No entanto, segundo o analista tático Felipe Sampaio, qualquer nome que assuma a equipe encontrará um cenário desafiador. “Falta à Seleção uma espinha dorsal. Dorival tentou criar isso, apostando em jogadores como Bruno Guimarães, Rodrygo, Endrick e Gabriel Magalhães, mas houve muita rotatividade e lesões frequentes.

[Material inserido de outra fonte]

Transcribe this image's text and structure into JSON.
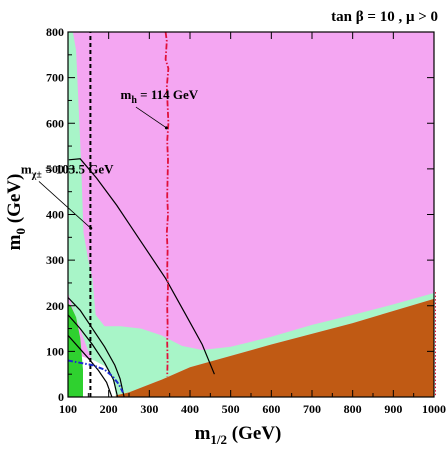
{
  "chart_data": {
    "type": "area",
    "header": "tan β = 10 ,  μ > 0",
    "xlabel": "m",
    "xlabel_sub": "1/2",
    "xlabel_unit": " (GeV)",
    "ylabel": "m",
    "ylabel_sub": "0",
    "ylabel_unit": " (GeV)",
    "xlim": [
      100,
      1000
    ],
    "ylim": [
      0,
      800
    ],
    "x_ticks": [
      100,
      200,
      300,
      400,
      500,
      600,
      700,
      800,
      900,
      1000
    ],
    "y_ticks": [
      0,
      100,
      200,
      300,
      400,
      500,
      600,
      700,
      800
    ],
    "colors": {
      "allowed_region": "#f4a6f2",
      "wmap_band": "#a8f5c8",
      "excluded_region": "#c05a14",
      "bsg_region": "#2fd12f",
      "higgs_line": "#e0103a",
      "chargino_line": "#000000",
      "electron_line": "#1a2ad0",
      "contour": "#000000"
    },
    "regions": {
      "excluded_region": [
        [
          100,
          0
        ],
        [
          1000,
          0
        ],
        [
          1000,
          215
        ],
        [
          800,
          162
        ],
        [
          600,
          115
        ],
        [
          400,
          65
        ],
        [
          330,
          38
        ],
        [
          250,
          10
        ],
        [
          200,
          0
        ]
      ],
      "wmap_band": [
        [
          100,
          800
        ],
        [
          112,
          800
        ],
        [
          120,
          760
        ],
        [
          132,
          520
        ],
        [
          138,
          360
        ],
        [
          150,
          300
        ],
        [
          160,
          260
        ],
        [
          168,
          180
        ],
        [
          190,
          155
        ],
        [
          230,
          155
        ],
        [
          280,
          150
        ],
        [
          330,
          135
        ],
        [
          380,
          112
        ],
        [
          430,
          103
        ],
        [
          500,
          110
        ],
        [
          600,
          132
        ],
        [
          700,
          158
        ],
        [
          800,
          180
        ],
        [
          900,
          203
        ],
        [
          1000,
          228
        ],
        [
          1000,
          215
        ],
        [
          800,
          162
        ],
        [
          600,
          115
        ],
        [
          400,
          65
        ],
        [
          330,
          38
        ],
        [
          250,
          10
        ],
        [
          200,
          0
        ],
        [
          150,
          100
        ],
        [
          130,
          150
        ],
        [
          115,
          185
        ],
        [
          100,
          230
        ]
      ],
      "bsg_region": [
        [
          100,
          0
        ],
        [
          137,
          0
        ],
        [
          137,
          60
        ],
        [
          130,
          130
        ],
        [
          120,
          175
        ],
        [
          107,
          200
        ],
        [
          100,
          205
        ]
      ],
      "white_region": [
        [
          100,
          0
        ],
        [
          218,
          0
        ],
        [
          214,
          25
        ],
        [
          205,
          50
        ],
        [
          190,
          68
        ],
        [
          165,
          80
        ],
        [
          130,
          90
        ],
        [
          100,
          92
        ]
      ]
    },
    "lines": {
      "higgs": [
        [
          340,
          800
        ],
        [
          343,
          780
        ],
        [
          340,
          740
        ],
        [
          347,
          720
        ],
        [
          343,
          680
        ],
        [
          345,
          640
        ],
        [
          347,
          600
        ],
        [
          344,
          560
        ],
        [
          346,
          520
        ],
        [
          345,
          480
        ],
        [
          344,
          440
        ],
        [
          346,
          400
        ],
        [
          343,
          360
        ],
        [
          345,
          320
        ],
        [
          344,
          280
        ],
        [
          346,
          240
        ],
        [
          344,
          200
        ],
        [
          345,
          160
        ],
        [
          344,
          120
        ],
        [
          345,
          80
        ],
        [
          344,
          45
        ]
      ],
      "chargino": [
        [
          155,
          0
        ],
        [
          155,
          800
        ]
      ],
      "electron": [
        [
          100,
          80
        ],
        [
          130,
          75
        ],
        [
          160,
          70
        ],
        [
          190,
          60
        ],
        [
          210,
          45
        ],
        [
          225,
          28
        ],
        [
          235,
          10
        ]
      ],
      "contours": [
        [
          [
            100,
            218
          ],
          [
            130,
            190
          ],
          [
            160,
            150
          ],
          [
            190,
            110
          ],
          [
            215,
            70
          ],
          [
            228,
            40
          ],
          [
            238,
            0
          ]
        ],
        [
          [
            100,
            180
          ],
          [
            130,
            150
          ],
          [
            160,
            115
          ],
          [
            190,
            75
          ],
          [
            212,
            38
          ],
          [
            222,
            0
          ]
        ],
        [
          [
            100,
            135
          ],
          [
            125,
            110
          ],
          [
            150,
            85
          ],
          [
            175,
            58
          ],
          [
            195,
            32
          ],
          [
            208,
            0
          ]
        ],
        [
          [
            102,
            520
          ],
          [
            130,
            522
          ],
          [
            170,
            480
          ],
          [
            220,
            420
          ],
          [
            280,
            340
          ],
          [
            340,
            260
          ],
          [
            390,
            180
          ],
          [
            430,
            115
          ],
          [
            460,
            50
          ]
        ]
      ]
    },
    "annotations": [
      {
        "text": "m",
        "sub": "h",
        "tail": " = 114 GeV",
        "x": 420,
        "y": 653,
        "arrow_to": [
          342,
          590
        ]
      },
      {
        "text": "m",
        "sub": "χ±",
        "tail": " = 103.5 GeV",
        "x": 212,
        "y": 490,
        "arrow_to": [
          156,
          370
        ]
      }
    ],
    "grid": false
  }
}
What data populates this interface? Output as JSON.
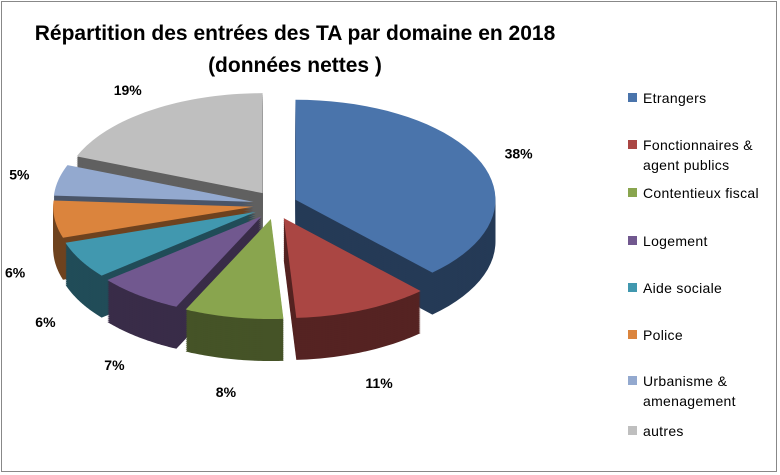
{
  "chart_data": {
    "type": "pie",
    "title": "Répartition des entrées des TA par domaine en 2018 (données nettes )",
    "title_lines": [
      "Répartition des entrées des TA par domaine en 2018",
      "(données nettes )"
    ],
    "style": "3d-exploded",
    "legend_position": "right",
    "categories": [
      "Etrangers",
      "Fonctionnaires & agent publics",
      "Contentieux fiscal",
      "Logement",
      "Aide sociale",
      "Police",
      "Urbanisme & amenagement",
      "autres"
    ],
    "values": [
      38,
      11,
      8,
      7,
      6,
      6,
      5,
      19
    ],
    "labels": [
      "38%",
      "11%",
      "8%",
      "7%",
      "6%",
      "6%",
      "5%",
      "19%"
    ],
    "colors": [
      "#4A74AB",
      "#AA4643",
      "#89A54E",
      "#71588F",
      "#4198AF",
      "#DB843D",
      "#93A9CF",
      "#BFBFBF"
    ]
  }
}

Sem um time base, sem entrosamento e com uma Copa se aproximando, o novo técnico terá pouco tempo para implementar uma filosofia”, explicou.
Sampaio destaca que a ausência de um projeto estruturado da CBF para as categorias de base também compromete o futuro do futebol nacional. “Temos talentos individuais, mas eles chegam à Seleção com pouca formação tática e sob forte expectativa. O trabalho do treinador, qualquer que seja ele, precisa ser integrado com um plano federativo maior – coisa que não temos há anos.”
O que esperar do próximo ciclo
Com a saída de Dorival, a CBF se vê diante de mais uma reconstrução às pressas. A Seleção Brasileira ocupa atualmente a 4ª posição nas Eliminatórias, com risco real de perder posições caso a instabilidade se mantenha. Os próximos jogos estão marcados para junho, contra Colômbia e Chile, e devem ser comandados por um técnico interino, caso a definição do novo nome não ocorra nas próximas semanas.
O momento exige mais do que uma troca de comando: é preciso clareza no projeto técnico, compromisso com a renovação do elenco e autonomia para a comissão técnica trabalhar sem interferências externas. Sem isso, o Brasil corre o risco de chegar à Copa de 2026 com um time ainda em formação – e mais distante do protagonismo que um dia o fez temido no cenário internacional.